Posterior odds in Bayesian testing represent the ratio of posterior probabilities of which hypotheses?

• A. The ratio of the prior probabilities of the hypotheses.
• B. The ratio of the likelihoods of the data under the two hypotheses.
• C. The ratio of the posterior probabilities of the null to the alternative hypotheses.
• D. The ratio of the posterior probability of the alternative hypothesis to the null hypothesis after data.

Answer: (D)

Posterior odds measure how the data shift our belief from the null to the alternative. They are the ratio of the posterior probability that the alternative hypothesis is true to the posterior probability that the null hypothesis is true, after observing the data. In symbols, this is P(H1|data) divided by P(H0|data).

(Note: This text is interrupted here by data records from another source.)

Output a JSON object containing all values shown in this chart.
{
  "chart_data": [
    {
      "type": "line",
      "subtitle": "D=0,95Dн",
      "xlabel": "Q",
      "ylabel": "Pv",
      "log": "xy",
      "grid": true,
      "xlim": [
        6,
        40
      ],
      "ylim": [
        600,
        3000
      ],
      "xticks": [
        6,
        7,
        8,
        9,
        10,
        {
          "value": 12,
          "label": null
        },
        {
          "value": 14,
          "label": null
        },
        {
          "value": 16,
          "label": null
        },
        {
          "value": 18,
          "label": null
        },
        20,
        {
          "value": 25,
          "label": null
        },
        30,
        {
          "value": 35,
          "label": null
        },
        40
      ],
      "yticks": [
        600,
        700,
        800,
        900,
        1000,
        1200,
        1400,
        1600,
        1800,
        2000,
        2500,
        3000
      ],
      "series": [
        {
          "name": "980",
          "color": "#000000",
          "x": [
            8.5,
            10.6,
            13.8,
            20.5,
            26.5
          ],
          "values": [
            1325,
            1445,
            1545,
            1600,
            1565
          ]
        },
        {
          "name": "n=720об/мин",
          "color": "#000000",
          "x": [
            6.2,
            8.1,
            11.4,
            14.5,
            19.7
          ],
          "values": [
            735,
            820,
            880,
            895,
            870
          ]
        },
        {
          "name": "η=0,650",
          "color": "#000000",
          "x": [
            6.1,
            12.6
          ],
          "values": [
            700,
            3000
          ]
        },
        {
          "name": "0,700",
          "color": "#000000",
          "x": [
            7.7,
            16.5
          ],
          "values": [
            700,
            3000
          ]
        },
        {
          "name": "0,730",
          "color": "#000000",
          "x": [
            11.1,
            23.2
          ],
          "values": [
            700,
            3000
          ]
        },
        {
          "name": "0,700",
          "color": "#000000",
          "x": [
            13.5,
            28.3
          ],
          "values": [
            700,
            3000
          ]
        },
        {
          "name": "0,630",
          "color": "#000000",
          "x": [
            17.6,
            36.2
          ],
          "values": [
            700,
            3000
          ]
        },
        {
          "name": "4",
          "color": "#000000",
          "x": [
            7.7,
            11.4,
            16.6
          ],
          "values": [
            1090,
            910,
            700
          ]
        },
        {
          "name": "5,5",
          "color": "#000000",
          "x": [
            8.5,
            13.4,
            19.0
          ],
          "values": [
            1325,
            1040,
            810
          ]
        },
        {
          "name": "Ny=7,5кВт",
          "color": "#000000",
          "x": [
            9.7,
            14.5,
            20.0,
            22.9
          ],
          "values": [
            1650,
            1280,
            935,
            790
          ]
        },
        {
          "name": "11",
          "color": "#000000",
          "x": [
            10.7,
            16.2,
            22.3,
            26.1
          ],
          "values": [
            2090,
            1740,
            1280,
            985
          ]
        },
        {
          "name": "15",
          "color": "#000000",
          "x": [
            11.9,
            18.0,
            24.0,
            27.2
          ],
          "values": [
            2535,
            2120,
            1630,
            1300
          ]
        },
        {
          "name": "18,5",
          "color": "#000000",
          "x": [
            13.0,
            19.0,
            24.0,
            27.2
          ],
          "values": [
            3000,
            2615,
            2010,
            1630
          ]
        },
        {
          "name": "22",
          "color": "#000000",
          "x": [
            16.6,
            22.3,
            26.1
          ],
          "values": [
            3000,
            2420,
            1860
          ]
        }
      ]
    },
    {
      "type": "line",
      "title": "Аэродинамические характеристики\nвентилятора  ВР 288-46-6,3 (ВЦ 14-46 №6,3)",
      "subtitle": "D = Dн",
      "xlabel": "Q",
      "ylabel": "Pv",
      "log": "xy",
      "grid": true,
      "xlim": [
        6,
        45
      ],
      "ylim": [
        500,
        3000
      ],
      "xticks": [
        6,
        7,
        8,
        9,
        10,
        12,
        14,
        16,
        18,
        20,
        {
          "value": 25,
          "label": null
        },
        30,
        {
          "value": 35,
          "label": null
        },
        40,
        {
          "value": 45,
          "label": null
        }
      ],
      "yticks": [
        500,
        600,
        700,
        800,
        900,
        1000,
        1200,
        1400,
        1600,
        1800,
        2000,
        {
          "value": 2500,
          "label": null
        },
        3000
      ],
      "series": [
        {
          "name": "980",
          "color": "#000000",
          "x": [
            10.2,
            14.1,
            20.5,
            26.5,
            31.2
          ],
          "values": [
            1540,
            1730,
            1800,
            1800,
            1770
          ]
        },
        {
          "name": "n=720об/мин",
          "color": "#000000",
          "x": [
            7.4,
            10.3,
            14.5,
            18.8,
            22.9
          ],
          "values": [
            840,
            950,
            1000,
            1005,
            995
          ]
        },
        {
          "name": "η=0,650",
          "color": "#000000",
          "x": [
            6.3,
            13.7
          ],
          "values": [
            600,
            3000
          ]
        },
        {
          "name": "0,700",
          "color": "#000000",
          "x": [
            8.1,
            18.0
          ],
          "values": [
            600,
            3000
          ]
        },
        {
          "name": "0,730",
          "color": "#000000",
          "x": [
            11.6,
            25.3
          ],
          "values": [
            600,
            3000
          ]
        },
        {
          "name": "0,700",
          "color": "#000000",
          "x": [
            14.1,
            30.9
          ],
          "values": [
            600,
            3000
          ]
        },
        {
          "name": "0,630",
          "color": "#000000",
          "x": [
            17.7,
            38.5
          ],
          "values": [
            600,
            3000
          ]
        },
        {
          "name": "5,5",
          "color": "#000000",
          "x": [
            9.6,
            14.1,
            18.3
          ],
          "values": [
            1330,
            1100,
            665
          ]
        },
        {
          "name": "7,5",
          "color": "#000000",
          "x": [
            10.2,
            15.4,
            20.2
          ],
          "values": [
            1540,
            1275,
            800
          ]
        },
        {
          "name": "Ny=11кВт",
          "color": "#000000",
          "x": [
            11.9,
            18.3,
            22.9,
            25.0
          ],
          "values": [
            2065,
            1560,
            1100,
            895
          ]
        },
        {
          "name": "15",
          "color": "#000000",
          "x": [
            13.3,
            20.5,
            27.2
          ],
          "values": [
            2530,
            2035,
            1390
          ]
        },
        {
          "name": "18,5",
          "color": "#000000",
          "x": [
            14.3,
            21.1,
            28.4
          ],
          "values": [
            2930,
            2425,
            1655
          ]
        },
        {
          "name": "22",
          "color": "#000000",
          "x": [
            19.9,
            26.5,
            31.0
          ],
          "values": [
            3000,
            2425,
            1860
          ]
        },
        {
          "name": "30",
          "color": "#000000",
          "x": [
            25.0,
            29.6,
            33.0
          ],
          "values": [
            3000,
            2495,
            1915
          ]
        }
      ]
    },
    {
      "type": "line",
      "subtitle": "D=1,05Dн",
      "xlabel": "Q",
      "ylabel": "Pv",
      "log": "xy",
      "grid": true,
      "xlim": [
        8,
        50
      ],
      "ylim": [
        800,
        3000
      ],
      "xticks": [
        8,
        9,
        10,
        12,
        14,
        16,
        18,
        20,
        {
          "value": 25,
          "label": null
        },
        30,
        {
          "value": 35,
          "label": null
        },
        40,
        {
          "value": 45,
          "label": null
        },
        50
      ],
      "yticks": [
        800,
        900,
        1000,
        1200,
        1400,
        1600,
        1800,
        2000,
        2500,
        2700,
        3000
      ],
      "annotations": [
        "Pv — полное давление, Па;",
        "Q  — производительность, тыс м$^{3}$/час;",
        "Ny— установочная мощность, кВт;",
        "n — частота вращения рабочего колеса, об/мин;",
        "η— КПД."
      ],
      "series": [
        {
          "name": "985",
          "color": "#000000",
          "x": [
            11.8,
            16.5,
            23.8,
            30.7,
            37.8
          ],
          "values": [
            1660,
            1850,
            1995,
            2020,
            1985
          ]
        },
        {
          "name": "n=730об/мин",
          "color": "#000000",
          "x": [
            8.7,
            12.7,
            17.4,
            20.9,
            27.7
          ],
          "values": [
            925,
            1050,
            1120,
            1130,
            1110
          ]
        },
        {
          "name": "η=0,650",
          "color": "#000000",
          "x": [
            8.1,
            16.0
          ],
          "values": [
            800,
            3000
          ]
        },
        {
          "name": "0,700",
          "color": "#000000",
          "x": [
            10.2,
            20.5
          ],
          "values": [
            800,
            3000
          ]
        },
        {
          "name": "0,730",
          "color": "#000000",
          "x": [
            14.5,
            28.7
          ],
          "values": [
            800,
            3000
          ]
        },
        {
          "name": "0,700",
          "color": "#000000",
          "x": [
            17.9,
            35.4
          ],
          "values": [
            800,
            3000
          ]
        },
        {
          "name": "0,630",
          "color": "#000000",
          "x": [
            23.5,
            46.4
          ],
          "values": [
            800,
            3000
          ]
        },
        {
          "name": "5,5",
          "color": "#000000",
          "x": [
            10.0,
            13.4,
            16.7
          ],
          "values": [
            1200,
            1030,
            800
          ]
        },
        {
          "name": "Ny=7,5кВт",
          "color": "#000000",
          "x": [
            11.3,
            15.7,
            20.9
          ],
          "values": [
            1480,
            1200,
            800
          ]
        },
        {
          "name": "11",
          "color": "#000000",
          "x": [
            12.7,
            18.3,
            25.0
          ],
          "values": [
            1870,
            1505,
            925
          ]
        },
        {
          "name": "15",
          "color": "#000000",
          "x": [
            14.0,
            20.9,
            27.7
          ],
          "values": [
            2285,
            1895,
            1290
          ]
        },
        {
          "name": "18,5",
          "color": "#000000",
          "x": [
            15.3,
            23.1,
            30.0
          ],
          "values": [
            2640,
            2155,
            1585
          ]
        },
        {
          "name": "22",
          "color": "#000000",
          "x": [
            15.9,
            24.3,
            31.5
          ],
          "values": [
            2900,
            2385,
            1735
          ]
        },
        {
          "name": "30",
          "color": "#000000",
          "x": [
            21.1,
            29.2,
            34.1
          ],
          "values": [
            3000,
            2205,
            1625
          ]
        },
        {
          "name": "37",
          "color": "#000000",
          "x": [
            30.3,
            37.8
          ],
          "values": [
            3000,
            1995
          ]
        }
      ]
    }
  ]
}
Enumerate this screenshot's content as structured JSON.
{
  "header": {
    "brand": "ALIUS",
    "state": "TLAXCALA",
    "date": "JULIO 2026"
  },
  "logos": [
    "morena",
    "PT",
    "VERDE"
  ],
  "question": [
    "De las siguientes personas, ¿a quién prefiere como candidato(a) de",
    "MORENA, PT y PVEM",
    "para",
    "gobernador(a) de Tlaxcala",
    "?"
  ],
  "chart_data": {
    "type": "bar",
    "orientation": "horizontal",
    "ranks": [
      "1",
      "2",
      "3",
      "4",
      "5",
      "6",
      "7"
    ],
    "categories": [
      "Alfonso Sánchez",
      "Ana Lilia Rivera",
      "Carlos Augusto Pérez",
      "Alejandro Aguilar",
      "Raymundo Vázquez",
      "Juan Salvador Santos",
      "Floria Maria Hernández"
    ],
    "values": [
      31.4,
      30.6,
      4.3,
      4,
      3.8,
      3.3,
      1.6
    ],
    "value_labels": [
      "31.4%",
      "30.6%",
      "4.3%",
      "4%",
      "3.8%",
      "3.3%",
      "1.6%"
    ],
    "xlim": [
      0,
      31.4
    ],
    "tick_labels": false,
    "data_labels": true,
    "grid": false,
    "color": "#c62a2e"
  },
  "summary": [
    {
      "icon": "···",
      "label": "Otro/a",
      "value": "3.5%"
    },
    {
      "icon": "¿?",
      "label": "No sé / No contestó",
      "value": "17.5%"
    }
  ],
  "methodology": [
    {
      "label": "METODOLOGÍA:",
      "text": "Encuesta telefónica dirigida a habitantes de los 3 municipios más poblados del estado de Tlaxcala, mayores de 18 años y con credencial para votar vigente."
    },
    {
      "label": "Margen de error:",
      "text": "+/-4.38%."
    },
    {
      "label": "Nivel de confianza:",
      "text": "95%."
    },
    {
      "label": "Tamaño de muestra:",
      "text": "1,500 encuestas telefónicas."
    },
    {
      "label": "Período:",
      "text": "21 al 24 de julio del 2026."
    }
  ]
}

This quantity can be broken down as the product of the Bayes factor and the prior odds: (P(data|H1)/P(data|H0)) × (P(H1)/P(H0)). That unpacking shows how the data (through the likelihoods) and our starting beliefs (through the priors) combine to form the updated belief about which hypothesis is true. If the posterior odds exceed 1, the data favor the alternative; if they are below 1, the data favor the null.

Other options correspond to related but different ideas: a ratio of priors is the prior odds, a ratio of likelihoods is the Bayes factor, and the ratio of the null to the alternative posterior probabilities is the reciprocal of the standard posterior odds.